The prefatory acceptance of the major premise – “That than which nothing greater can be thought of” – is itself of such irrelevant tripe (the substantive reference to the content, not the animal’s innards) that we involuntarily warm our hands and lick our lips before pouncing with predatory glee upon such sophomoric tropes (easy to exchange the “i” for an “o”).  And then we turn to our projects, as Heidegger would describe, in order to forget the unmasked and unveiled reality of our present concerns, because procrastination is the epitome of acknowledging our unmanageable souls and lives of decrepit conduct unlike the angels of yore.

There is nothing but imagination to feed our tired souls, anymore.  This isn’t even a “postmodern” world; instead, it is a “post-cynical” world.  We have unmasked every hero, dissected anything of value, and demeaned all content and reduced it all to mere materialism.  The only thing left for us to elevate to a heightened sense of ecstasy is nothingness itself.  Only if it survives in the corridors of our own minds and creative imaginations, can it be considered perfection.  For, in the real world, nothing that is of value can be trusted, and everything else remains but nothingness.

That is why, for the Federal or Postal employee who continues to procrastinate his or her Federal Disability Retirement filing, the perfection of nothingness often remains as the final hint of hope.  For, so long as one never tries, one can never fail.  Perfection in the security of not, is the epitome of safety.  By failing to file and remaining miserable in the pain and agony of one’s medical condition, the hope of future filing remains as the hint of hope for the future.  But the problem with such an approach – as with Anselm’s argument for the existence of God – is that we live in a world of real pain, real deterioration, and real destiny.

Preparing, formulating and filing an effective Federal Disability Retirement application by the Federal or Postal employee requires a “next step” forward in order to move beyond the perfection of nothingness.

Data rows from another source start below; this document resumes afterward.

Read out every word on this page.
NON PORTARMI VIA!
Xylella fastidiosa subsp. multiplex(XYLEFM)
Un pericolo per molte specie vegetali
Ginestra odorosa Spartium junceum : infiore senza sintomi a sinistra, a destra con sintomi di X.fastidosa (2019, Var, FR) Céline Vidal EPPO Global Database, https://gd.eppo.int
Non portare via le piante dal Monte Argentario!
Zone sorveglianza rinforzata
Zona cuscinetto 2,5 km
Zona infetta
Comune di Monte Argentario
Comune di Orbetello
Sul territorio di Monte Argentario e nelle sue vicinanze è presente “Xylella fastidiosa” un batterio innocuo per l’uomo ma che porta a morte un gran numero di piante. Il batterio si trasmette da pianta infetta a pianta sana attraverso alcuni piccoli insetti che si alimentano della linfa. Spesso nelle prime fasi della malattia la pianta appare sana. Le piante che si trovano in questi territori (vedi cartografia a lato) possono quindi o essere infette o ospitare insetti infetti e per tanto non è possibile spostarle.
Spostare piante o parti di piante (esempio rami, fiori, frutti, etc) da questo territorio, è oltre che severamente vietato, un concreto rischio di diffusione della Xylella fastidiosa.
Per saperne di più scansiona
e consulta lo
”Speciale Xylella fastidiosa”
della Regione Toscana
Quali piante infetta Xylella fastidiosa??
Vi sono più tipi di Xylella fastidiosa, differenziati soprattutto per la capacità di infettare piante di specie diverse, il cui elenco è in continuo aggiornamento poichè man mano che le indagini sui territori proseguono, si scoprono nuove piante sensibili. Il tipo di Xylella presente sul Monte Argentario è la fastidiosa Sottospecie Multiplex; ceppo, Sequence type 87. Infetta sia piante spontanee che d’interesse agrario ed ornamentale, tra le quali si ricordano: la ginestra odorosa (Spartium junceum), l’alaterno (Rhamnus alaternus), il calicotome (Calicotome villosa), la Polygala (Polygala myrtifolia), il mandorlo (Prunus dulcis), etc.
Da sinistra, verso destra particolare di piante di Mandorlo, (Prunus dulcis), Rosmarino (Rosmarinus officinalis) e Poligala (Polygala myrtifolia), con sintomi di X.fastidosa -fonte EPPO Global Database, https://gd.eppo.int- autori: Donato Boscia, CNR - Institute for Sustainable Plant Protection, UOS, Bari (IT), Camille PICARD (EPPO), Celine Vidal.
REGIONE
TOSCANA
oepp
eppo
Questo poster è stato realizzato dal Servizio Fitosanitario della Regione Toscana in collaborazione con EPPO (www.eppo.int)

In the trite parlance of ongoing modernity, there is never anything gained if nothing is attempted, but for the Federal employee or U.S. Postal worker who suffers from a medical condition, such that the medical condition prevents the Federal or Postal employee from performing one or more of the essential elements of one’s Federal or Postal positional duties, the agony of continuing in a job which is self-destructive, is by its very nature an admission that perfecting that artifice of nothingness is nothing more than delaying the reality of an uncertain future where the perfection of nothingness will gain nothing more than the reality of nothingness, which is nothing to hope for.